The compiled stan model (as with stan_model(model_code = banocc_model)).

C

The dataset as a data frame or matrix. This should be N by P with N samples as the rows and P features as the columns.

n

The prior mean for m; vectors of length less than P (the number of features/columns of C) will be recycled.

L

The prior variance-covariance for m (must be positive-definite with dimension PxP where P=number of features/columns in C), or a vector of length p of variances for m. If a vector of length less than P is given, it will be recycled.

a

The shape parameter of a gamma distribution (the prior on the shrinkage parameter lambda)

b

The rate parameter of a gamma distribution (the prior on the shrinkage parameter lambda)

cores

Number of cores to use when executing the chains in parallel, which defaults to 1 but we recommend setting the mc.cores option to be as many processors as the hardware and RAM allow (up to the number of chains).

chains

A positive integer specifying the number of Markov chains. The default is 4.

iter

A positive integer specifying the number of iterations for each chain (including warmup).
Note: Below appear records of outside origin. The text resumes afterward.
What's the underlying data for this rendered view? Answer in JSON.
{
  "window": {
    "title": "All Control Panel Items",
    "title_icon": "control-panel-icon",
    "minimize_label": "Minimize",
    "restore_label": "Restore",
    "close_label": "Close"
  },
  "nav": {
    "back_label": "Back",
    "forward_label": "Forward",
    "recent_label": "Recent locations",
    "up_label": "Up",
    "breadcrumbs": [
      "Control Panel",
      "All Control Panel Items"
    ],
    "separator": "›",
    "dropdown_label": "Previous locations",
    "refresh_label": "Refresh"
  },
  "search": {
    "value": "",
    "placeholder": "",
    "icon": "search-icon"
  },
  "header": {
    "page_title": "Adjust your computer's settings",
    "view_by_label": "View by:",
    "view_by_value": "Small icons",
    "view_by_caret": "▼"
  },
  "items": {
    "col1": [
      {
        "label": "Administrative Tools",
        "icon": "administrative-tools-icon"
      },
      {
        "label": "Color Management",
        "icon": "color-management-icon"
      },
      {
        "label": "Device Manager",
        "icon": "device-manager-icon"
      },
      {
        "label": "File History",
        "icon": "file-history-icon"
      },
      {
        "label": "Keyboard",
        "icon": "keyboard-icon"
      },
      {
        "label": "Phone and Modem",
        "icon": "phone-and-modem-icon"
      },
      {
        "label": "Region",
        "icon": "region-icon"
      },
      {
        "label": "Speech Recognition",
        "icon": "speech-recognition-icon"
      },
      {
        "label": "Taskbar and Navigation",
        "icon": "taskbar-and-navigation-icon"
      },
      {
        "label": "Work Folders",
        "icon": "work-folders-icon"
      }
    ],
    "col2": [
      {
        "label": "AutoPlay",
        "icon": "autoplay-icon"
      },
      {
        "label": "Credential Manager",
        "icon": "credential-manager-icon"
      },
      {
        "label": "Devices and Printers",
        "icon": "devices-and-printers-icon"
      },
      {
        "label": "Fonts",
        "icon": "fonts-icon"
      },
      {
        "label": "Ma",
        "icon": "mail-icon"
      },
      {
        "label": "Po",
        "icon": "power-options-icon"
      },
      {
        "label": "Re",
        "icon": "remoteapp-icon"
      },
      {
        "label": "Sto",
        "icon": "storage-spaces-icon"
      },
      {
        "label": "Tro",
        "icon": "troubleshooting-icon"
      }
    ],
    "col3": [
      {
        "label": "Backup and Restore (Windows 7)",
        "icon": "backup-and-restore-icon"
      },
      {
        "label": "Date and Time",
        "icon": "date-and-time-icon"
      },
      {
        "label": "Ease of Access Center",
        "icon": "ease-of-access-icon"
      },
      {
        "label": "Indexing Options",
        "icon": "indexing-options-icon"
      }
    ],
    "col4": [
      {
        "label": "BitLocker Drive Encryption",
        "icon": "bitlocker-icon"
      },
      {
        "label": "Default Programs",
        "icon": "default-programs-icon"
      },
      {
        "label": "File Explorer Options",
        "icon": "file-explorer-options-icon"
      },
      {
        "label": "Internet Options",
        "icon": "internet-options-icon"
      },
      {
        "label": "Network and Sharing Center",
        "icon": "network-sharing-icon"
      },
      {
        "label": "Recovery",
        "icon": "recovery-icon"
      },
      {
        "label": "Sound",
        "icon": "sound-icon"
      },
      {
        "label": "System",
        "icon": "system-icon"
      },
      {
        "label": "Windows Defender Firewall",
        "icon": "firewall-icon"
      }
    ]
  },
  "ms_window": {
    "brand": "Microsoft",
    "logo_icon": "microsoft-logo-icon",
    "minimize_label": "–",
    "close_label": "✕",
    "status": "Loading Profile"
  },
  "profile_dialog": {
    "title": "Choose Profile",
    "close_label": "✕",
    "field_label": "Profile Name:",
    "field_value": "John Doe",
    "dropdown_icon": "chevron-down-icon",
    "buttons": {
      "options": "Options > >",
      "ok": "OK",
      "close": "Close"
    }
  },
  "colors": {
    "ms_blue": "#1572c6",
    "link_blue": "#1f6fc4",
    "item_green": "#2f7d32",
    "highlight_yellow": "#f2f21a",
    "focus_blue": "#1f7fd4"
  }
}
The default is 2000.

warmup

A positive integer specifying the number of warmup (aka burnin) iterations per chain. If step-size adaptation is on (which it is by default), this also controls the number of iterations for which adaptation is run (and hence these warmup samples should not be used for inference). The number of warmup iterations should not be larger than iter and the default is iter/2.

thin

A positive integer specifying the period for saving samples. The default is 1, which is usually the recommended value.

init

The initial values as a list (see sampling in the rstan package). Default value is NULL, which means that initial values are sampled from the priors for parameters m and lambda while O is set to the identity matrix.

control

A named list of parameters to control the sampler's behavior. See the details in the documentation for the control argument in stan.

verbose

Print informative statements as the function executes?

num_level

The number of indentations to add to the output when verbose = TRUE.

Value

Returns a named list with the following elements:

Data

The data formatted as a named list that includes the input data (C) and the prior parameters (n, L, a, b)

Fit

The stanfit object returned by the call to sampling

See Also

vignette("banocc-vignette") for more examples.

Examples

data(compositions_null)
  ## Not run: 
    compiled_banocc_model <- rstan::stan_model(model_code=banocc_model)
    b_stanfit <- run_banocc(C=compositions_null,
                            compiled_banocc_model=compiled_banocc_model)
  
## End(Not run)